US Senator Joseph Biden, Barack Obama’s choice for Vice-Presidential candidate has a long track record in the US Senate of chipping away at Americans’ privacy rights and freedom of expression rights - especially when it comes to the Internet and technology.
A Democrat, Biden has done the bidding of Hollywood in the Senate for decades - he’s fought peer-to-peer (P2P) file networks, been a staunch supporter of the controversial Digital Millennium Copyright Act (DMCA), sponsored RIAA bills to restrict a consumer’s right to record songs over satellite and Internet radio for personal use, among a long list of other misguided policies catalogued in this article about Biden’s record on technology issues by Declan McCullagh.

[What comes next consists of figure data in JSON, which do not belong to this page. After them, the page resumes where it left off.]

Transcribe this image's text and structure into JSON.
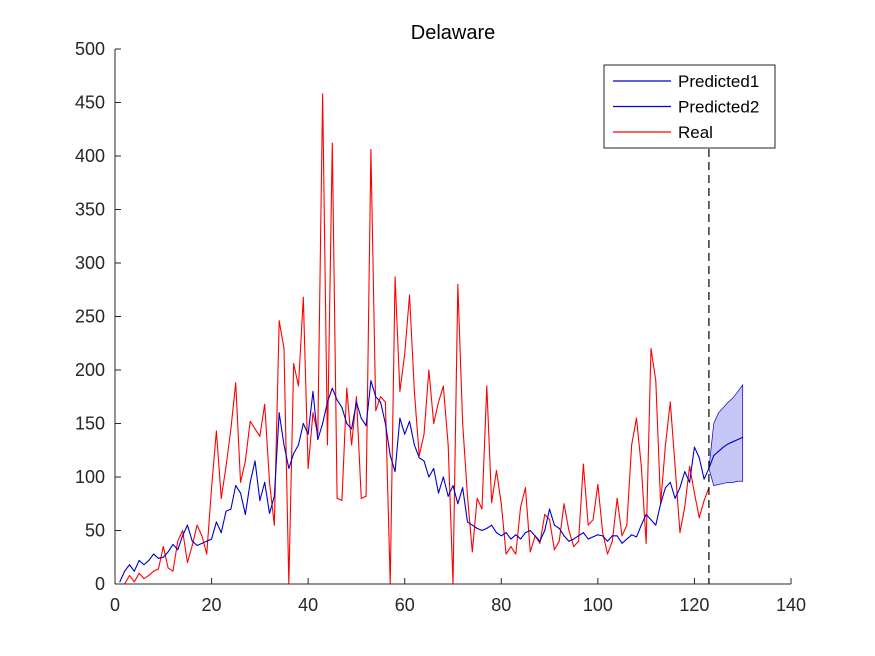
{
  "chart_data": {
    "type": "line",
    "title": "Delaware",
    "xlabel": "",
    "ylabel": "",
    "xlim": [
      0,
      140
    ],
    "ylim": [
      0,
      500
    ],
    "xticks": [
      0,
      20,
      40,
      60,
      80,
      100,
      120,
      140
    ],
    "yticks": [
      0,
      50,
      100,
      150,
      200,
      250,
      300,
      350,
      400,
      450,
      500
    ],
    "grid": false,
    "legend_position": "top-right",
    "vline": {
      "x": 123,
      "style": "dashed"
    },
    "series": [
      {
        "name": "Predicted1",
        "color": "#0000cc",
        "x": [
          1,
          2,
          3,
          4,
          5,
          6,
          7,
          8,
          9,
          10,
          11,
          12,
          13,
          14,
          15,
          16,
          17,
          18,
          19,
          20,
          21,
          22,
          23,
          24,
          25,
          26,
          27,
          28,
          29,
          30,
          31,
          32,
          33,
          34,
          35,
          36,
          37,
          38,
          39,
          40,
          41,
          42,
          43,
          44,
          45,
          46,
          47,
          48,
          49,
          50,
          51,
          52,
          53,
          54,
          55,
          56,
          57,
          58,
          59,
          60,
          61,
          62,
          63,
          64,
          65,
          66,
          67,
          68,
          69,
          70,
          71,
          72,
          73,
          74,
          75,
          76,
          77,
          78,
          79,
          80,
          81,
          82,
          83,
          84,
          85,
          86,
          87,
          88,
          89,
          90,
          91,
          92,
          93,
          94,
          95,
          96,
          97,
          98,
          99,
          100,
          101,
          102,
          103,
          104,
          105,
          106,
          107,
          108,
          109,
          110,
          111,
          112,
          113,
          114,
          115,
          116,
          117,
          118,
          119,
          120,
          121,
          122,
          123
        ],
        "y": [
          2,
          12,
          18,
          12,
          22,
          18,
          22,
          28,
          24,
          25,
          30,
          37,
          32,
          45,
          55,
          40,
          36,
          38,
          40,
          42,
          58,
          48,
          68,
          70,
          92,
          85,
          65,
          95,
          115,
          78,
          95,
          66,
          82,
          160,
          130,
          108,
          122,
          130,
          150,
          140,
          180,
          135,
          150,
          170,
          183,
          172,
          165,
          150,
          145,
          170,
          155,
          148,
          190,
          175,
          170,
          150,
          120,
          105,
          155,
          140,
          152,
          130,
          118,
          115,
          100,
          108,
          85,
          100,
          82,
          92,
          75,
          90,
          58,
          55,
          52,
          50,
          52,
          55,
          48,
          45,
          48,
          42,
          46,
          42,
          48,
          50,
          45,
          40,
          50,
          70,
          55,
          52,
          45,
          40,
          42,
          45,
          48,
          42,
          44,
          46,
          45,
          40,
          45,
          45,
          38,
          42,
          46,
          44,
          55,
          65,
          60,
          55,
          75,
          90,
          95,
          80,
          90,
          105,
          95,
          128,
          118,
          98,
          108
        ]
      },
      {
        "name": "Predicted2",
        "color": "#0000cc",
        "x": [
          123,
          124,
          125,
          126,
          127,
          128,
          129,
          130
        ],
        "y": [
          108,
          120,
          124,
          128,
          131,
          133,
          135,
          137
        ],
        "band_lower": [
          108,
          92,
          93,
          94,
          95,
          95,
          96,
          96
        ],
        "band_upper": [
          108,
          150,
          160,
          165,
          170,
          174,
          180,
          186
        ],
        "band_color": "#c6c6f7"
      },
      {
        "name": "Real",
        "color": "#ff0000",
        "x": [
          1,
          2,
          3,
          4,
          5,
          6,
          7,
          8,
          9,
          10,
          11,
          12,
          13,
          14,
          15,
          16,
          17,
          18,
          19,
          20,
          21,
          22,
          23,
          24,
          25,
          26,
          27,
          28,
          29,
          30,
          31,
          32,
          33,
          34,
          35,
          36,
          37,
          38,
          39,
          40,
          41,
          42,
          43,
          44,
          45,
          46,
          47,
          48,
          49,
          50,
          51,
          52,
          53,
          54,
          55,
          56,
          57,
          58,
          59,
          60,
          61,
          62,
          63,
          64,
          65,
          66,
          67,
          68,
          69,
          70,
          71,
          72,
          73,
          74,
          75,
          76,
          77,
          78,
          79,
          80,
          81,
          82,
          83,
          84,
          85,
          86,
          87,
          88,
          89,
          90,
          91,
          92,
          93,
          94,
          95,
          96,
          97,
          98,
          99,
          100,
          101,
          102,
          103,
          104,
          105,
          106,
          107,
          108,
          109,
          110,
          111,
          112,
          113,
          114,
          115,
          116,
          117,
          118,
          119,
          120,
          121,
          122,
          123
        ],
        "y": [
          0,
          0,
          8,
          2,
          10,
          5,
          8,
          12,
          14,
          35,
          15,
          12,
          40,
          50,
          20,
          36,
          55,
          45,
          28,
          90,
          143,
          80,
          110,
          145,
          188,
          95,
          115,
          152,
          145,
          138,
          168,
          95,
          55,
          246,
          220,
          0,
          206,
          185,
          268,
          108,
          160,
          140,
          458,
          130,
          412,
          80,
          78,
          183,
          130,
          175,
          80,
          82,
          406,
          162,
          175,
          170,
          0,
          287,
          180,
          215,
          270,
          180,
          120,
          140,
          200,
          150,
          170,
          185,
          130,
          0,
          280,
          150,
          82,
          30,
          80,
          70,
          185,
          76,
          106,
          75,
          28,
          35,
          28,
          72,
          90,
          30,
          45,
          38,
          65,
          60,
          32,
          40,
          75,
          50,
          35,
          40,
          112,
          55,
          60,
          93,
          48,
          28,
          40,
          80,
          45,
          55,
          130,
          155,
          110,
          38,
          220,
          190,
          75,
          130,
          170,
          110,
          48,
          72,
          110,
          85,
          62,
          78,
          90
        ]
      }
    ]
  },
  "legend": {
    "items": [
      {
        "label": "Predicted1",
        "color": "#0000cc"
      },
      {
        "label": "Predicted2",
        "color": "#0000cc"
      },
      {
        "label": "Real",
        "color": "#ff0000"
      }
    ]
  }
}
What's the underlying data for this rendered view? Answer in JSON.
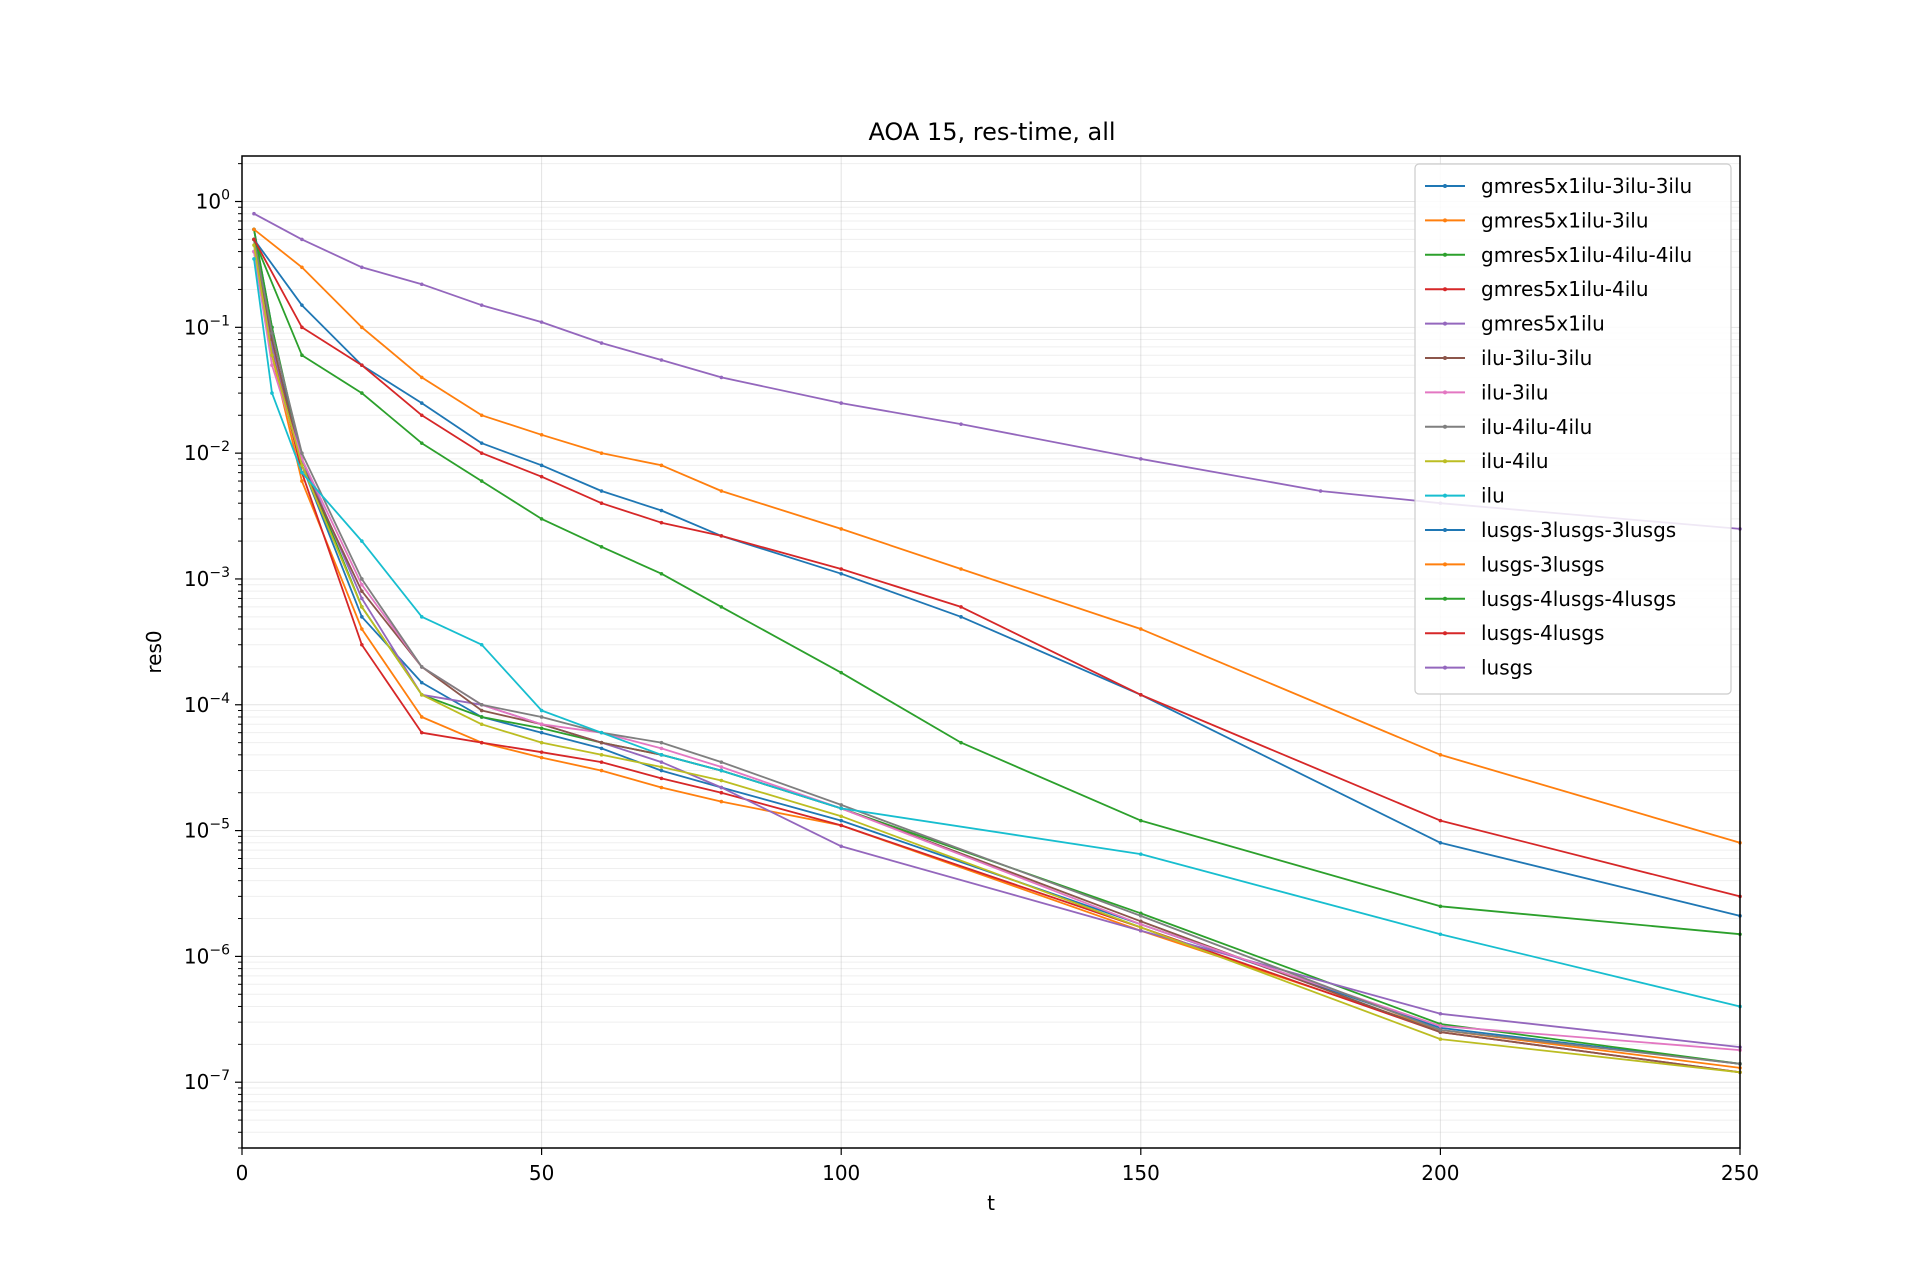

Besides serving as Hollywood’s "Man in the Senate," Biden sponsored FBI wire-tapping bills, voted in favor of Bush’s war in Iraq, voted in favor of the (Anti) "Patriot" Act, and has a long history of working to keep strong encryption out of the hands of Americans. In 1994 Biden helped the FBI and the NSA to restrict Americans’ access to encryption without backdoors for the US Government with the Communications Assistance for Law Enforcement Act (CALEA).
Biden may be an astute "political" choice for V.P. for Obama, but America can expect more government spying, less innovation, Bigger Brother, and more one-sided intellectual property rights legislation with Biden at the wheel.